Seinen neuen V60 positioniert Volvo als Nachfolger des praktischen Kombis V70 im Markt.
(Bild: Volvo)

Seit März sind die Auftragsbücher geöffnet. Seit ein paar Tagen tourt Volvo durch acht deutsche Städte, um seinen neuen Premium-Mittelklassekombi potenziellen Kunden zu präsentieren. Und Mitte Juli rollt die zweite V-60-Generation dann auch ganz offiziell in den Handel.

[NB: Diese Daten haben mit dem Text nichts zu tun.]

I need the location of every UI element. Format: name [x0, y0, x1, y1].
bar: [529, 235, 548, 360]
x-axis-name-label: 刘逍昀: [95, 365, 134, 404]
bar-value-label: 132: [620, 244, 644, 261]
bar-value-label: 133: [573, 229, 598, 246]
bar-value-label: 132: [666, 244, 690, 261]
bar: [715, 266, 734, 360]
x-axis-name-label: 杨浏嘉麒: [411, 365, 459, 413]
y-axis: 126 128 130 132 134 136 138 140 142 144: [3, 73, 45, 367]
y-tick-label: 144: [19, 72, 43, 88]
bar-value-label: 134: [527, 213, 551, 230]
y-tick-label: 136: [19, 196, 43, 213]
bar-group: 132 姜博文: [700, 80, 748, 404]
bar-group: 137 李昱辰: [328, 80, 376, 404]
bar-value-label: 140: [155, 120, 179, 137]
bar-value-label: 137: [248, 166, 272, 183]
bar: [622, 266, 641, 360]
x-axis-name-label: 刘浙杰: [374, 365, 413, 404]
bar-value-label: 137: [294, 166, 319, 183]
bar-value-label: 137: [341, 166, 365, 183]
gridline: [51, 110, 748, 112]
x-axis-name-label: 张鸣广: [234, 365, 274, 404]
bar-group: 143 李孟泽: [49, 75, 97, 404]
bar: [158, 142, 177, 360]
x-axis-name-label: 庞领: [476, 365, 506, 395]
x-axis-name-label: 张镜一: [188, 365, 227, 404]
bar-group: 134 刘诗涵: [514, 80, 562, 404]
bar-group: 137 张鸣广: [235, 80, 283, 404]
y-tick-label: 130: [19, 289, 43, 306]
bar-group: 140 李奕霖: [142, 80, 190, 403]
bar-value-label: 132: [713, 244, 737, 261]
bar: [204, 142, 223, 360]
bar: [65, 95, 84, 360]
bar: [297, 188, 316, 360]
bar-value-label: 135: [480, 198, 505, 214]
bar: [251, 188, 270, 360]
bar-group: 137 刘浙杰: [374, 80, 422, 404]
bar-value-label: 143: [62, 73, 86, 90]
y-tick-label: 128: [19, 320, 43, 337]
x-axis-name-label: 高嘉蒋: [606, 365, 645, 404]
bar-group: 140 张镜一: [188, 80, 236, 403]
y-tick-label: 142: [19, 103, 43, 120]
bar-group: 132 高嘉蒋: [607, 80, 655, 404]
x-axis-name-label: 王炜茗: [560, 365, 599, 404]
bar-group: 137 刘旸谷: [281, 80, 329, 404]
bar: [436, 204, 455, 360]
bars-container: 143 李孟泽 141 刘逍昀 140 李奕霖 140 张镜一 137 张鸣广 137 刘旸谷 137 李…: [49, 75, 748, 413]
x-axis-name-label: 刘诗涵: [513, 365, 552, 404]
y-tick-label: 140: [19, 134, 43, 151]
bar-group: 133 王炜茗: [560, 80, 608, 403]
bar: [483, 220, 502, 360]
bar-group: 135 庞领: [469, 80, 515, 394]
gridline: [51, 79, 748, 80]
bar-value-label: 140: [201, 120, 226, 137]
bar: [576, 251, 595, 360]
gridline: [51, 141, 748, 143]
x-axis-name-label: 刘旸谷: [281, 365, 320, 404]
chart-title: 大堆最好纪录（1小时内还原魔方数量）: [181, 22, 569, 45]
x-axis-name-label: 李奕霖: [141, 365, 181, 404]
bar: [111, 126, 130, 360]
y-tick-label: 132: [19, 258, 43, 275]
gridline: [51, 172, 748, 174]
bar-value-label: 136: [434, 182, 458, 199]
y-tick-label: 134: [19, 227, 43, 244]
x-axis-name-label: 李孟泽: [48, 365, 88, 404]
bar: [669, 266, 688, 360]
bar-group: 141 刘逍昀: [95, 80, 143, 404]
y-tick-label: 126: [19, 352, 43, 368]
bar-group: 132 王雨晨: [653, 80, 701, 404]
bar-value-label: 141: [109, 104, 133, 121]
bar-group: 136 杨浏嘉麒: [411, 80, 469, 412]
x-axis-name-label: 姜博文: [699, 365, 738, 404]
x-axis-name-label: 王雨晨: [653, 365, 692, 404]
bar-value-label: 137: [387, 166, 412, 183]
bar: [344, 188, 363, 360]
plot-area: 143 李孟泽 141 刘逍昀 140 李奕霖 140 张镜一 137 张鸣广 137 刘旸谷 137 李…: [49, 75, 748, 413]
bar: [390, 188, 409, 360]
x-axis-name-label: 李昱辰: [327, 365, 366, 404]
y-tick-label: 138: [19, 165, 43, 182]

Mit seinem direkten Vorgänger hat der neue V60 dabei wenig gemeinsam: Das neue Modell, das zum Marktstart preislich bei 40.100 Euro beginnt, ist deutlich länger geworden. Es ist durch seine steile Heckscheibe stärker auf eine hohe Praktikabilität ausgelegt und adressiert dadurch auch andere Kunden. Volvo-Deutschland-Geschäftsführer Thomas Bauch rechnet mit einem höheren Privatkundenanteil als bisher: Er geht, wie früher beim Volvo V70, davon aus, dass rund 50 Prozent der Käufer Privatkunden sein werden, in erster Linie Familien, die einen großen Kofferraum schätzen und die mit einer Dachbox in den Urlaub fahren wollen, die sie ohne Leiter ein- und ausräumen können.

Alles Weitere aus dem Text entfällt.